Após se assumir, algum atleta te procurou para se abrir?
Não. Eles não se sentem confortáveis para falar sobre. É tudo muito escondido. Quem é ex-atleta, não tem interesse em abrir isso depois de parar. Quem está na ativa, não se sente confortável. Se algum atleta em atividade assumir, a carreira corre sério risco de ser comprometida. Mesmo procurando um ex-atleta declarado, como eu, preferem o silêncio do que correr o risco de serem descobertos.
O fato de o Bahia ser um clube inclusivo e combativo em causas sociais te encorajou a concorrer em um cargo visado como a presidência?
Sou fã do Bahia não por ser tricolor desde que vim jogar aqui, mas o time entendeu primeiro que todos os outros clubes a importância de se posicionar e respeitar as escolhas. Por aí, o Bahia é um grande exemplo e referência. O posicionamento, que começou em 2018, ajudou a torcida a eleger um presidente LGBT. Começaram a educar a ponto de consolidar efetivamente com a minha eleição. Mas não foi isso que me motivou. Talvez, o ambiente respeitoso tenha ajudado, mas não foi o ponto. Foi mesmo uma reflexão pessoal de que eu poderia deixar um legado fora de campo também, trazer essa discussão e ajudar o futebol a evoluir de outra forma, que não fosse como atleta. Quando me assumi, não tinha claro a ideia de concorrer. Poderia até ter atrapalhado minha caminhada. Logicamente ajudou, mas não foi o ponto principal.
Qual mensagem gostaria de deixar à comunidade?

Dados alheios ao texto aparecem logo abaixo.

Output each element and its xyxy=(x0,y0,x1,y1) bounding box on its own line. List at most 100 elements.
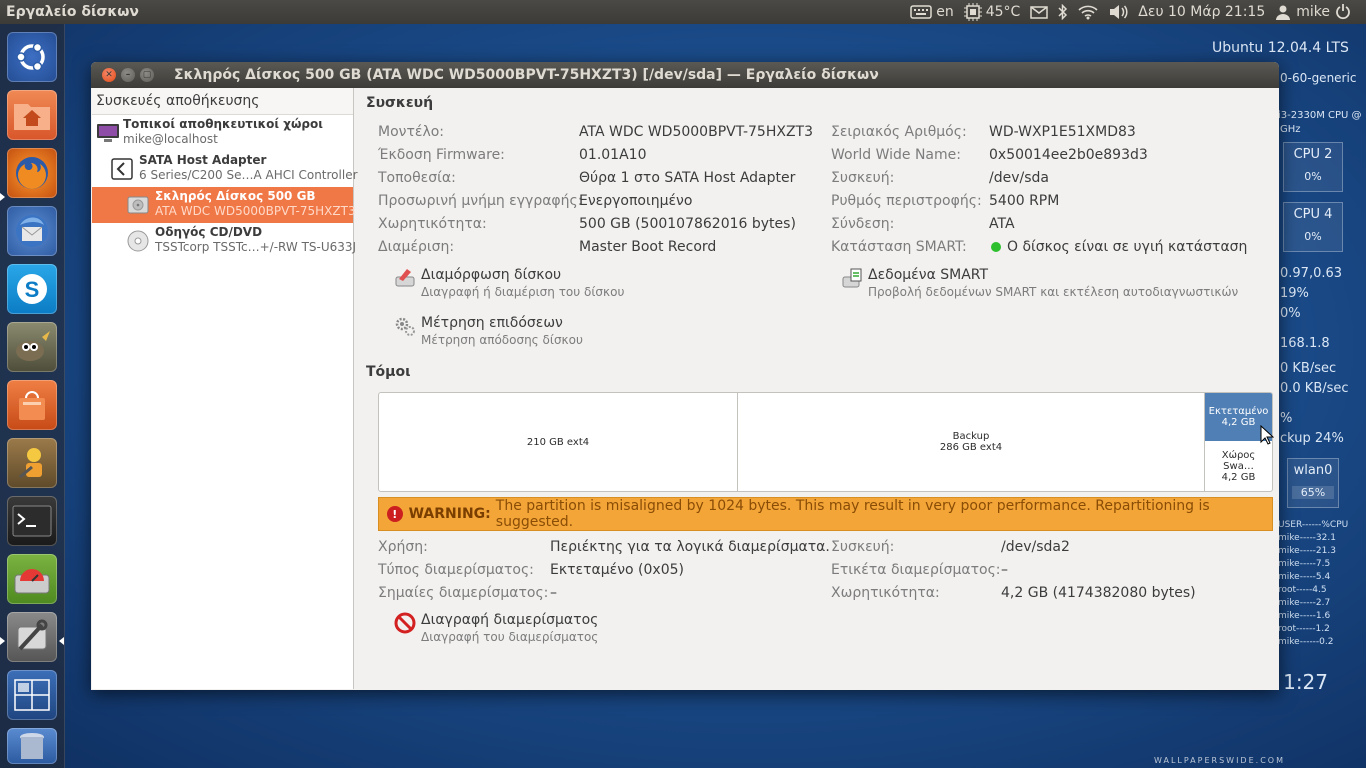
smart-data-action[interactable]: Δεδομένα SMART Προβολή δεδομένων SMART κ… xyxy=(841,267,1241,303)
power-icon xyxy=(1336,4,1350,20)
partition-value: Εκτεταμένο (0x05) xyxy=(550,562,684,578)
volume-size: 286 GB ext4 xyxy=(939,442,1003,453)
sata-adapter-icon xyxy=(111,158,133,180)
partition-value: – xyxy=(550,585,557,601)
sidebar-item-local-storage[interactable]: Τοπικοί αποθηκευτικοί χώροι mike@localho… xyxy=(92,115,353,151)
format-drive-action[interactable]: Διαμόρφωση δίσκου Διαγραφή ή διαμέριση τ… xyxy=(394,267,694,303)
device-label: Συσκευή: xyxy=(831,170,895,186)
launcher-software-center[interactable] xyxy=(7,380,57,430)
conky-cpu2-label: CPU 2 xyxy=(1293,147,1333,162)
device-label: Τοποθεσία: xyxy=(378,170,456,186)
device-details-panel: Συσκευή Μοντέλο: ATA WDC WD5000BPVT-75HX… xyxy=(354,88,1279,690)
session-indicator[interactable]: mike xyxy=(1270,0,1356,24)
temperature-indicator[interactable]: 45°C xyxy=(959,0,1026,24)
wallpaper-watermark: WALLPAPERSWIDE.COM xyxy=(1154,756,1285,765)
conky-wlan-label: wlan0 xyxy=(1293,463,1333,478)
delete-partition-action[interactable]: Διαγραφή διαμερίσματος Διαγραφή του διαμ… xyxy=(394,612,694,648)
window-title: Σκληρός Δίσκος 500 GB (ATA WDC WD5000BPV… xyxy=(174,67,879,83)
firefox-icon xyxy=(16,157,48,189)
conky-kernel-label: 0-60-generic xyxy=(1280,71,1357,85)
launcher-terminal[interactable] xyxy=(7,496,57,546)
launcher-workspace-switcher[interactable] xyxy=(7,670,57,720)
device-value: ATA WDC WD5000BPVT-75HXZT3 xyxy=(579,124,814,140)
volumes-section-title: Τόμοι xyxy=(366,364,411,380)
action-title: Διαμόρφωση δίσκου xyxy=(421,267,562,283)
device-value: /dev/sda xyxy=(989,170,1049,186)
sidebar-item-sublabel: ATA WDC WD5000BPVT-75HXZT3 xyxy=(155,204,356,218)
conky-proc-row: mike------0.2 xyxy=(1278,637,1334,647)
conky-mem-label: 19% xyxy=(1280,286,1309,301)
disk-utility-window: ✕ – ▢ Σκληρός Δίσκος 500 GB (ATA WDC WD5… xyxy=(91,62,1279,690)
network-indicator[interactable] xyxy=(1073,0,1103,24)
sidebar-item-sata-adapter[interactable]: SATA Host Adapter 6 Series/C200 Se…A AHC… xyxy=(92,151,358,187)
sidebar-item-label: Σκληρός Δίσκος 500 GB xyxy=(155,189,316,203)
keyboard-indicator[interactable]: en xyxy=(905,0,959,24)
delete-icon xyxy=(394,612,416,634)
device-label: Κατάσταση SMART: xyxy=(831,239,967,255)
clock-indicator[interactable]: Δευ 10 Μάρ 21:15 xyxy=(1133,0,1270,24)
sound-indicator[interactable] xyxy=(1103,0,1133,24)
conky-proc-header: USER------%CPU xyxy=(1278,520,1349,530)
sidebar-item-label: Οδηγός CD/DVD xyxy=(155,225,263,239)
launcher-gimp[interactable] xyxy=(7,322,57,372)
mouse-pointer-icon xyxy=(1260,425,1274,445)
trash-icon xyxy=(20,733,44,759)
device-value: Master Boot Record xyxy=(579,239,717,255)
sidebar-header: Συσκευές αποθήκευσης xyxy=(92,88,353,115)
launcher-disk-usage[interactable] xyxy=(7,554,57,604)
launcher-files[interactable] xyxy=(7,90,57,140)
launcher: S xyxy=(0,24,65,768)
home-folder-icon xyxy=(14,104,50,130)
volume-partition-1[interactable]: 210 GB ext4 xyxy=(379,393,738,491)
conky-swap-label: 0% xyxy=(1280,306,1301,321)
launcher-thunderbird[interactable] xyxy=(7,206,57,256)
bluetooth-indicator[interactable] xyxy=(1053,0,1073,24)
sidebar-item-hard-disk[interactable]: Σκληρός Δίσκος 500 GB ATA WDC WD5000BPVT… xyxy=(92,187,356,223)
conky-backup-label: ckup 24% xyxy=(1280,431,1344,446)
conky-wlan-value: 65% xyxy=(1292,486,1334,499)
sidebar-item-sublabel: TSSTcorp TSSTc…+/-RW TS-U633J xyxy=(155,240,357,254)
window-maximize-button[interactable]: ▢ xyxy=(140,68,154,82)
disk-utility-icon xyxy=(17,619,48,651)
conky-proc-row: mike-----2.7 xyxy=(1278,598,1331,608)
volume-label: Backup xyxy=(952,431,990,442)
ubuntu-logo-icon xyxy=(16,42,45,72)
launcher-firefox[interactable] xyxy=(7,148,57,198)
conky-proc-row: mike-----32.1 xyxy=(1278,533,1336,543)
sidebar-item-cd-dvd[interactable]: Οδηγός CD/DVD TSSTcorp TSSTc…+/-RW TS-U6… xyxy=(92,223,357,259)
action-subtitle: Προβολή δεδομένων SMART και εκτέλεση αυτ… xyxy=(868,285,1239,299)
partition-label: Χωρητικότητα: xyxy=(831,585,940,601)
conky-load-label: 0.97,0.63 xyxy=(1280,266,1343,281)
benchmark-action[interactable]: Μέτρηση επιδόσεων Μέτρηση απόδοσης δίσκο… xyxy=(394,315,694,351)
conky-pct-label: % xyxy=(1280,411,1293,426)
conky-proc-row: root-----4.5 xyxy=(1278,585,1327,595)
gears-icon xyxy=(395,317,415,336)
focused-indicator xyxy=(59,637,64,645)
messaging-indicator[interactable] xyxy=(1025,0,1053,24)
app-menu-title[interactable]: Εργαλείο δίσκων xyxy=(0,4,139,20)
launcher-dash-button[interactable] xyxy=(7,32,57,82)
launcher-trash[interactable] xyxy=(7,728,57,764)
window-titlebar[interactable]: ✕ – ▢ Σκληρός Δίσκος 500 GB (ATA WDC WD5… xyxy=(91,62,1279,88)
smart-status-value: Ο δίσκος είναι σε υγιή κατάσταση xyxy=(991,239,1247,255)
window-minimize-button[interactable]: – xyxy=(121,68,135,82)
launcher-disk-utility[interactable] xyxy=(7,612,57,662)
smart-status-text: Ο δίσκος είναι σε υγιή κατάσταση xyxy=(1007,239,1248,255)
device-value: 500 GB (500107862016 bytes) xyxy=(579,216,796,232)
format-drive-icon xyxy=(395,269,415,287)
launcher-update-manager[interactable] xyxy=(7,438,57,488)
partition-label: Συσκευή: xyxy=(831,539,895,555)
volume-partition-backup[interactable]: Backup 286 GB ext4 xyxy=(738,393,1205,491)
device-label: Σύνδεση: xyxy=(831,216,895,232)
volume-swap-partition[interactable]: Χώρος Swa… 4,2 GB xyxy=(1205,442,1272,491)
optical-disc-icon xyxy=(127,230,149,252)
launcher-skype[interactable]: S xyxy=(7,264,57,314)
conky-proc-row: mike-----21.3 xyxy=(1278,546,1336,556)
partition-value: – xyxy=(1001,562,1008,578)
volume-size: 4,2 GB xyxy=(1221,417,1256,428)
device-value: ATA xyxy=(989,216,1015,232)
window-close-button[interactable]: ✕ xyxy=(102,68,116,82)
action-subtitle: Διαγραφή ή διαμέριση του δίσκου xyxy=(421,285,625,299)
volume-label: Εκτεταμένο xyxy=(1208,406,1269,417)
update-manager-icon xyxy=(19,448,42,479)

Volto a falar em respeito. As pessoas precisam fazer isso, independente das escolhas diferentes. O futebol precisa entender isso. A gente é competitivo nas quatro linhas, mas somos seres humanos. O ambiente não pode ser um cenário de guerra, em que se precisa matar o outro. Precisa competir e respeitar.
Seu coração está batendo mais feliz com a campanha do Bahia?
Muito feliz. O Bahia não ficava nas primeiras colocações há décadas. A última vez que ficou entre os 10 primeiros da Série A foi em 2001 e eu era goleiro do clube. Ficamos em oitavo. Desde o título de 1988, o Bahia não fica entre os primeiros. Estou muito feliz que esteja acontecendo durante o meu mandato.